上図はリッジプロットです。 有意と判定された11個のGOタームが縦軸に並んでいます(デフォルトは上位30個)。 横軸は遺伝子の log2 fold change(またはスコア)です。 また、各 GO term に関連する遺伝子のスコア分布を密度曲線として描画します。 例えば曲線が左に偏っているタームは、関連遺伝子が下降している(log2FC < 0)となるので、 「trt(処理有り)で発現が低下」している遺伝子を多く含む機能と解釈されます。 プロットの色も補正 p 値を反映していてわかりやすいですね。 見方が特殊で混乱しそうですが、落ち着いて解釈するようにしましょう。
また、別の関数でGSEA プロットを作図してみます。 こちらは興味のある個別のGOタームについての作図になります。 最も統計値が低く有意にエンリッチしていたタームを指定して実行してみましょう。
# GSEAプロファイル(個別のGO termを指定) gseaplot2(gse, geneSetID = gse$ID[1], title = gse$Description[1])

こちらもGSEA独特の図になっています。 上部の黄緑色の折れ線グラフは Running Enrichment Score を表します。 頂点が左寄りなら上昇遺伝子に多く含まれる、右寄りなら下降遺伝子に多く含まれることを意味します。 中央の黒色の縦線は遺伝子リストの中で、対象の GO term に含まれる遺伝子の位置を示します。 下部のカラーグラデーションは遺伝子リストの fold change(またはスコア)を色で表現しています。 通常、赤系が上昇、青系が下降を示します。
出力した図では明らかにピークが左側に固まっているため、 指定したGOタームでは発現上昇した遺伝子が多く(?)含まれることがわかります。
ここでリッジプロットとGSEAプロットの解釈に矛盾が生じていると思われた方は鋭いです。

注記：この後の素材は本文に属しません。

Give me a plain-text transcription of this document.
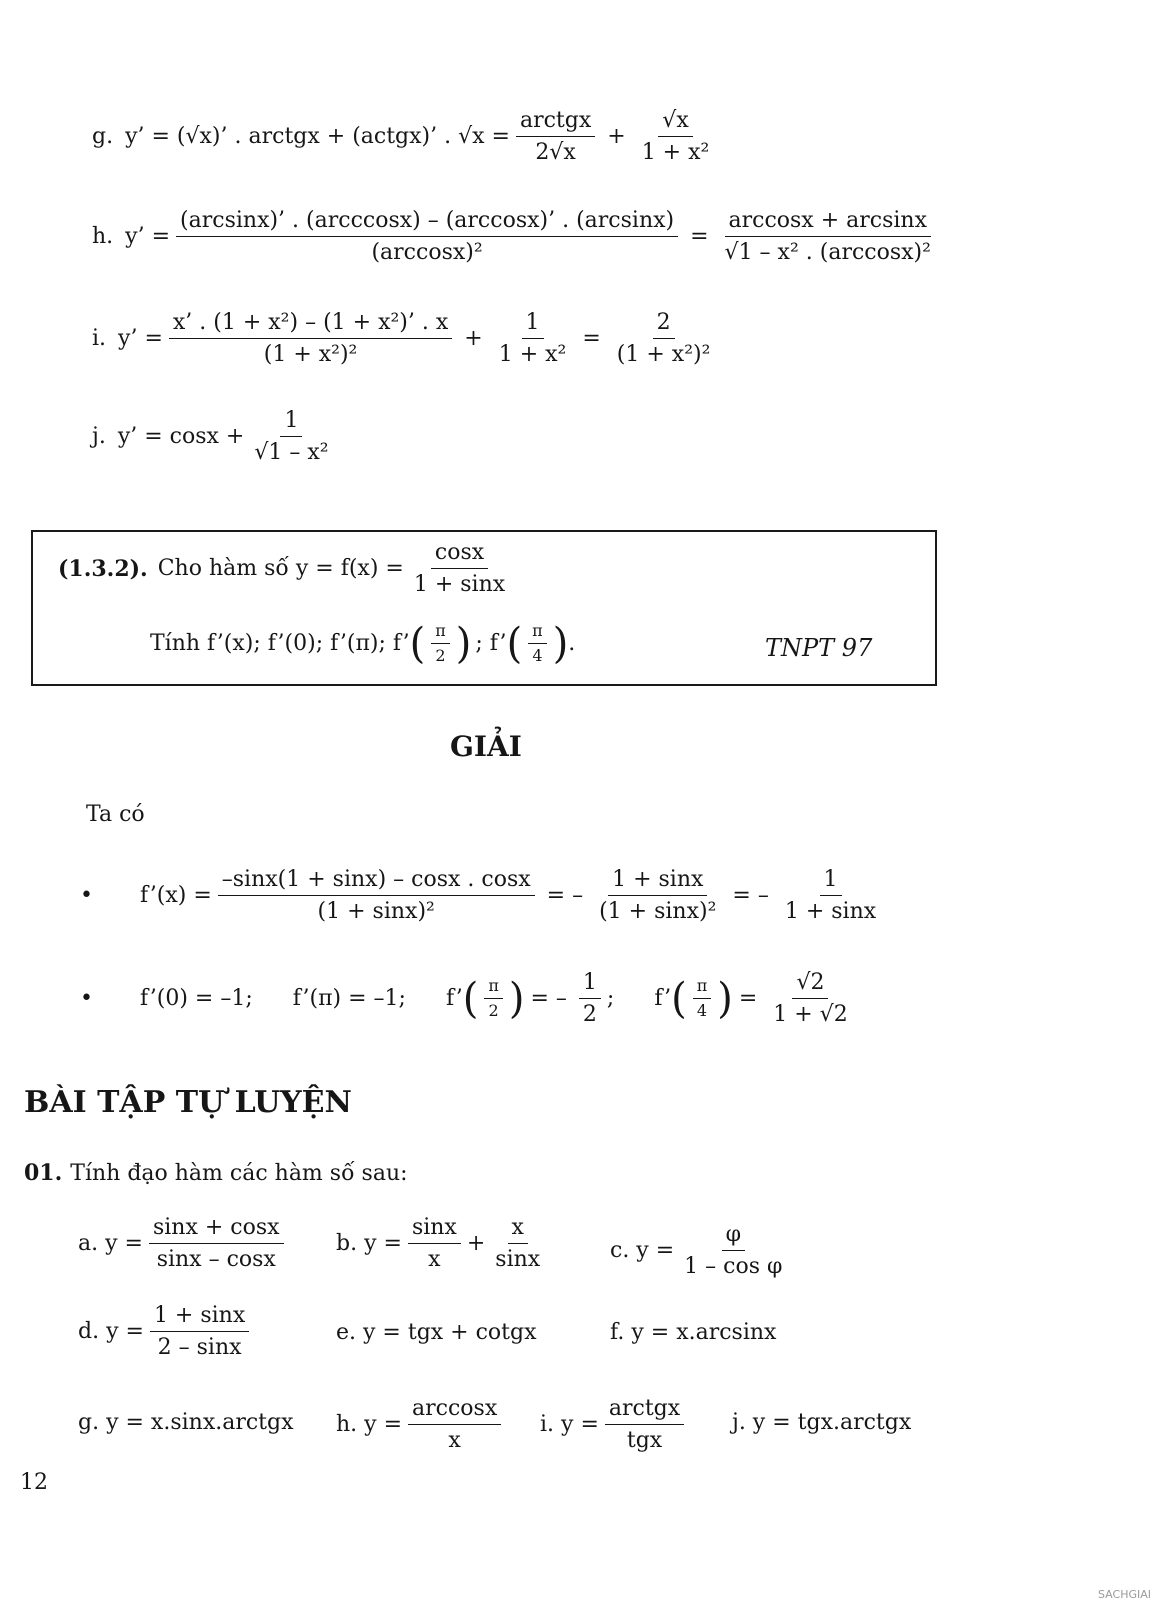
g. y’ = (√x)’ . arctgx + (actgx)’ . $√x = \frac{\text{arctgx}}{2√x} + \frac{√x}{\text{1 + x²}}$
h. y’ = $\frac{\text{(arcsinx)’ . (arcccosx) – (arccosx)’ . (arcsinx)}}{\text{(arccosx)²}} = \frac{\arccos x + \arcsin x}{\text{√1 – x² . (arccosx)²}}$
i. y’ = $\frac{\text{x’ . (1 + x²) – (1 + x²)’ . x}}{\text{(1 + x²)²}} + \frac{1}{\text{1 + x²}} = \frac{2}{\text{(1 + x²)²}}$
j. y’ = $\cos x + \frac{1}{\text{√1 – x²}}$
(1.3.2). Cho hàm số $y = f(x) = \frac{\cos x}{1 + \sin x}$
Tính f’(x); f’(0); f’(π); f’ ( $\frac{\pi}{2}$ ) ; f’ ( $\frac{\pi}{4}$ ) .	TNPT 97
GIẢI
Ta có
•	f’(x) = $\frac{-\sin x(1 + \sin x) - \cos x . \cos x}{\text{(1 + sinx)²}}$ = – $\frac{1 + \sin x}{\text{(1 + sinx)²}}$ = – $\frac{1}{1 + \sin x}$
•	f’(0) = –1; f’(π) = –1; f’ ( $\frac{\pi}{2}$ ) = – $\frac{1}{2}$ ; f’ ( $\frac{\pi}{4}$ ) = $\frac{√2}{1 + √2}$
BÀI TẬP TỰ LUYỆN
01. Tính đạo hàm các hàm số sau:
a. $y = \frac{\sin x + \cos x}{\sin x - \cos x} b$. $y = \frac{\sin x}{x} + \frac{x}{\sin x}$	c. $y = \frac{\varphi}{\text{1 – cos φ}}$
d. $y = \frac{1 + \sin x}{2 - \sin x}$	e. y = tgx + cotgx	f. y = x.arcsinx
g. y = x.sinx.arctgx h. $y = \frac{\arccos x}{x} i$. $y = \frac{\text{arctgx}}{\text{tgx}} j$. y = tgx.arctgx
12
SACHGIAI
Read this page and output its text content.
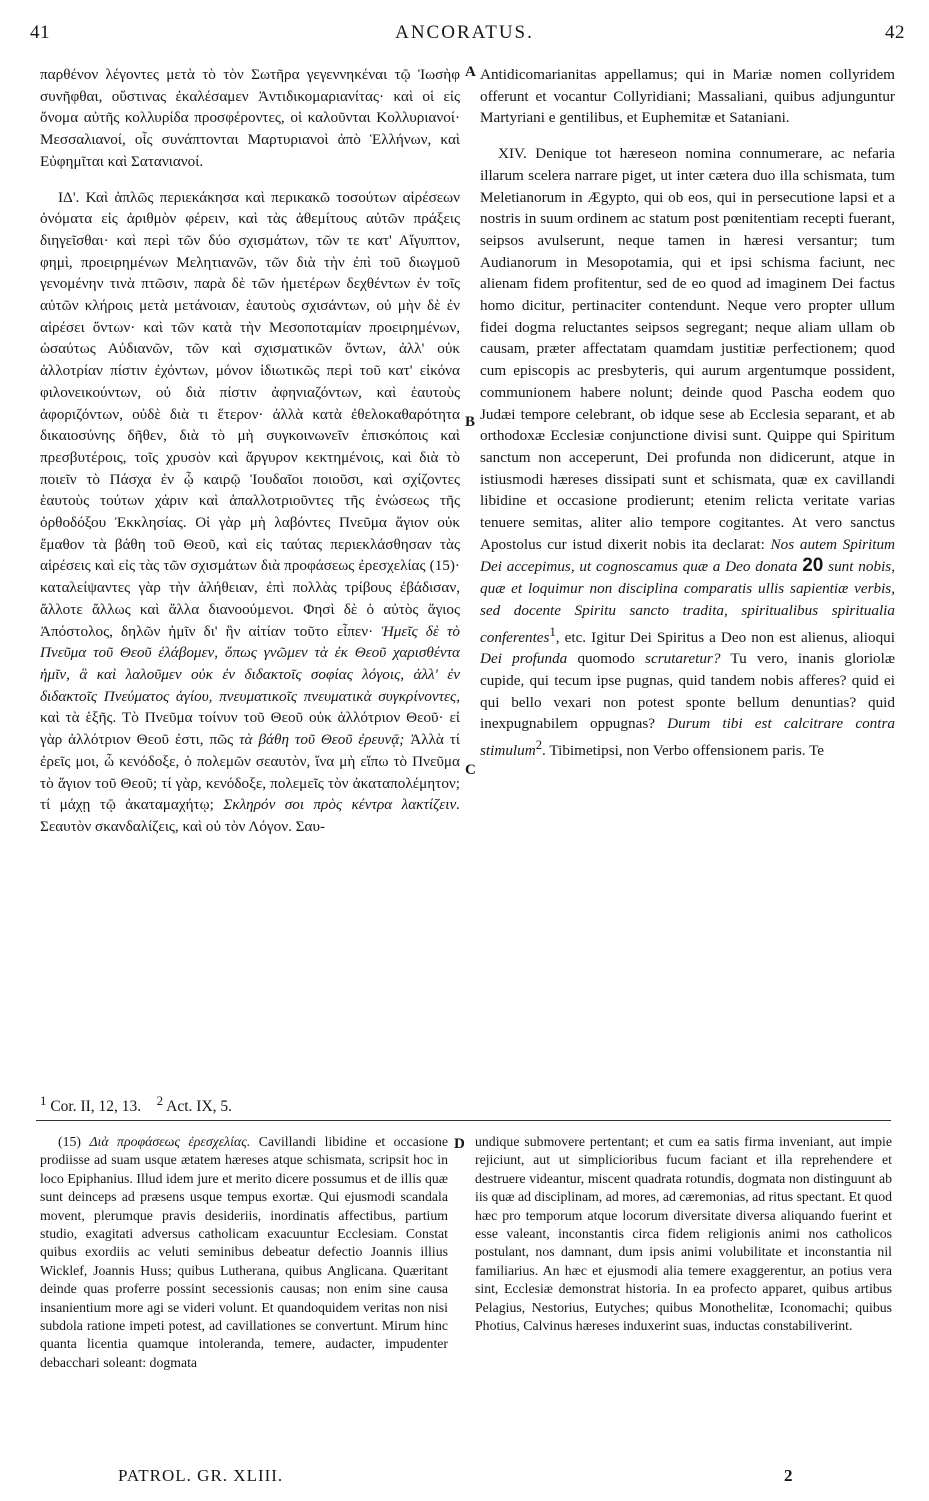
41	ANCORATUS.	42
A
B
C
D

παρθένον λέγοντες μετὰ τὸ τὸν Σωτῆρα γεγεννηκέναι τῷ Ἰωσὴφ συνῆφθαι, οὕστινας ἐκαλέσαμεν Ἀντιδικομαριανίτας· καὶ οἱ εἰς ὄνομα αὐτῆς κολλυρίδα προσφέροντες, οἱ καλοῦνται Κολλυριανοί· Μεσσαλιανοί, οἷς συνάπτονται Μαρτυριανοὶ ἀπὸ Ἑλλήνων, καὶ Εὐφημῖται καὶ Σατανιανοί.

ΙΔ'. Καὶ ἁπλῶς περιεκάκησα καὶ περικακῶ τοσούτων αἱρέσεων ὀνόματα εἰς ἀριθμὸν φέρειν, καὶ τὰς ἀθεμίτους αὐτῶν πράξεις διηγεῖσθαι· καὶ περὶ τῶν δύο σχισμάτων, τῶν τε κατ' Αἴγυπτον, φημὶ, προειρημένων Μελητιανῶν, τῶν διὰ τὴν ἐπὶ τοῦ διωγμοῦ γενομένην τινὰ πτῶσιν, παρὰ δὲ τῶν ἡμετέρων δεχθέντων ἐν τοῖς αὐτῶν κλήροις μετὰ μετάνοιαν, ἑαυτοὺς σχισάντων, οὐ μὴν δὲ ἐν αἱρέσει ὄντων· καὶ τῶν κατὰ τὴν Μεσοποταμίαν προειρημένων, ὡσαύτως Αὐδιανῶν, τῶν καὶ σχισματικῶν ὄντων, ἀλλ' οὐκ ἀλλοτρίαν πίστιν ἐχόντων, μόνον ἰδιωτικῶς περὶ τοῦ κατ' εἰκόνα φιλονεικούντων, οὐ διὰ πίστιν ἀφηνιαζόντων, καὶ ἑαυτοὺς ἀφοριζόντων, οὐδὲ διὰ τι ἕτερον· ἀλλὰ κατὰ ἐθελοκαθαρότητα δικαιοσύνης δῆθεν, διὰ τὸ μὴ συγκοινωνεῖν ἐπισκόποις καὶ πρεσβυτέροις, τοῖς χρυσὸν καὶ ἄργυρον κεκτημένοις, καὶ διὰ τὸ ποιεῖν τὸ Πάσχα ἐν ᾧ καιρῷ Ἰουδαῖοι ποιοῦσι, καὶ σχίζοντες ἑαυτοὺς τούτων χάριν καὶ ἀπαλλοτριοῦντες τῆς ἑνώσεως τῆς ὀρθοδόξου Ἐκκλησίας. Οἱ γὰρ μὴ λαβόντες Πνεῦμα ἅγιον οὐκ ἔμαθον τὰ βάθη τοῦ Θεοῦ, καὶ εἰς ταύτας περιεκλάσθησαν τὰς αἱρέσεις καὶ εἰς τὰς τῶν σχισμάτων διὰ προφάσεως ἐρεσχελίας (15)· καταλείψαντες γὰρ τὴν ἀλήθειαν, ἐπὶ πολλὰς τρίβους ἐβάδισαν, ἄλλοτε ἄλλως καὶ ἄλλα διανοούμενοι. Φησὶ δὲ ὁ αὐτὸς ἅγιος Ἀπόστολος, δηλῶν ἡμῖν δι' ἣν αἰτίαν τοῦτο εἶπεν· Ἡμεῖς δὲ τὸ Πνεῦμα τοῦ Θεοῦ ἐλάβομεν, ὅπως γνῶμεν τὰ ἐκ Θεοῦ χαρισθέντα ἡμῖν, ἃ καὶ λαλοῦμεν οὐκ ἐν διδακτοῖς σοφίας λόγοις, ἀλλ' ἐν διδακτοῖς Πνεύματος ἁγίου, πνευματικοῖς πνευματικὰ συγκρίνοντες, καὶ τὰ ἑξῆς. Τὸ Πνεῦμα τοίνυν τοῦ Θεοῦ οὐκ ἀλλότριον Θεοῦ· εἰ γὰρ ἀλλότριον Θεοῦ ἐστι, πῶς τὰ βάθη τοῦ Θεοῦ ἐρευνᾷ; Ἀλλὰ τί ἐρεῖς μοι, ὦ κενόδοξε, ὁ πολεμῶν σεαυτὸν, ἵνα μὴ εἴπω τὸ Πνεῦμα τὸ ἅγιον τοῦ Θεοῦ; τί γὰρ, κενόδοξε, πολεμεῖς τὸν ἀκαταπολέμητον; τί μάχῃ τῷ ἀκαταμαχήτῳ; Σκληρόν σοι πρὸς κέντρα λακτίζειν. Σεαυτὸν σκανδαλίζεις, καὶ οὐ τὸν Λόγον. Σαυ-

Antidicomarianitas appellamus; qui in Mariæ nomen collyridem offerunt et vocantur Collyridiani; Massaliani, quibus adjunguntur Martyriani e gentilibus, et Euphemitæ et Sataniani.

XIV. Denique tot hæreseon nomina connumerare, ac nefaria illarum scelera narrare piget, ut inter cætera duo illa schismata, tum Meletianorum in Ægypto, qui ob eos, qui in persecutione lapsi et a nostris in suum ordinem ac statum post pœnitentiam recepti fuerant, seipsos avulserunt, neque tamen in hæresi versantur; tum Audianorum in Mesopotamia, qui et ipsi schisma faciunt, nec alienam fidem profitentur, sed de eo quod ad imaginem Dei factus homo dicitur, pertinaciter contendunt. Neque vero propter ullum fidei dogma reluctantes seipsos segregant; neque aliam ullam ob causam, præter affectatam quamdam justitiæ perfectionem; quod cum episcopis ac presbyteris, qui aurum argentumque possident, communionem habere nolunt; deinde quod Pascha eodem quo Judæi tempore celebrant, ob idque sese ab Ecclesia separant, et ab orthodoxæ Ecclesiæ conjunctione divisi sunt. Quippe qui Spiritum sanctum non acceperunt, Dei profunda non didicerunt, atque in istiusmodi hæreses dissipati sunt et schismata, quæ ex cavillandi libidine et occasione prodierunt; etenim relicta veritate varias tenuere semitas, aliter alio tempore cogitantes. At vero sanctus Apostolus cur istud dixerit nobis ita declarat: Nos autem Spiritum Dei accepimus, ut cognoscamus quæ a Deo donata 20 sunt nobis, quæ et loquimur non disciplina comparatis ullis sapientiæ verbis, sed docente Spiritu sancto tradita, spiritualibus spiritualia conferentes$^1$, etc. Igitur Dei Spiritus a Deo non est alienus, alioqui Dei profunda quomodo scrutaretur? Tu vero, inanis gloriolæ cupide, qui tecum ipse pugnas, quid tandem nobis afferes? quid ei qui bello vexari non potest sponte bellum denuntias? quid inexpugnabilem oppugnas? Durum tibi est calcitrare contra stimulum$^2$. Tibimetipsi, non Verbo offensionem paris. Te

$^1$ Cor. II, 12, 13. $^2$ Act. IX, 5.

(15) Διὰ προφάσεως ἐρεσχελίας. Cavillandi libidine et occasione prodiisse ad suam usque ætatem hæreses atque schismata, scripsit hoc in loco Epiphanius. Illud idem jure et merito dicere possumus et de illis quæ sunt deinceps ad præsens usque tempus exortæ. Qui ejusmodi scandala movent, plerumque pravis desideriis, inordinatis affectibus, partium studio, exagitati adversus catholicam exacuuntur Ecclesiam. Constat quibus exordiis ac veluti seminibus debeatur defectio Joannis illius Wicklef, Joannis Huss; quibus Lutherana, quibus Anglicana. Quæritant deinde quas proferre possint secessionis causas; non enim sine causa insanientium more agi se videri volunt. Et quandoquidem veritas non nisi subdola ratione impeti potest, ad cavillationes se convertunt. Mirum hinc quanta licentia quamque intoleranda, temere, audacter, impudenter debacchari soleant: dogmata

undique submovere pertentant; et cum ea satis firma inveniant, aut impie rejiciunt, aut ut simplicioribus fucum faciant et illa reprehendere et destruere videantur, miscent quadrata rotundis, dogmata non distinguunt ab iis quæ ad disciplinam, ad mores, ad cæremonias, ad ritus spectant. Et quod hæc pro temporum atque locorum diversitate diversa aliquando fuerint et esse valeant, inconstantis circa fidem religionis animi nos catholicos postulant, nos damnant, dum ipsis animi volubilitate et inconstantia nil familiarius. An hæc et ejusmodi alia temere exaggerentur, an potius vera sint, Ecclesiæ demonstrat historia. In ea profecto apparet, quibus artibus Pelagius, Nestorius, Eutyches; quibus Monothelitæ, Iconomachi; quibus Photius, Calvinus hæreses induxerint suas, inductas constabiliverint.

PATROL. GR. XLIII.	2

これはそれぞれのプロットの視点が異なることが原因だと考えられます。
gseaplot2() は特定の GO term に注目して、その term に含まれる遺伝子が fold change 順にどこに分布しているかを示します。
ridgeplot() は複数の GO term を並列に比較し、それぞれの term に含まれる遺伝子の fold change 分布を密度曲線で示します。但し、密度曲線の形状は fold change の分布に依存するため、少数の強い上昇遺伝子がいても、全体が下降傾向なら左に偏ることがあります。

おそらく状況としては、「GO term に含まれる遺伝子のうち、一部が強く上昇している。しかし、全体としては fold change が負に偏っている」ということが起こっている可能性があります。 一般的には gseaplot2() を優先して解釈するようですが、そのようなデータであるということは解析者が認識しておくべきだと考えます。
とっても話が長くなりましたが、お役に立てそうな情報はありましたでしょうか。 GSEA解析については分かりやすく説明している解説があまり見当たらないので、今回調査も含めてまとめてみた次第です。 皆様のお困りごとが少しでも解決されれば幸いでございます。
どうでもいいですが、よくGSEAをGESAと間違えます。 それでは皆様ごきげんよう。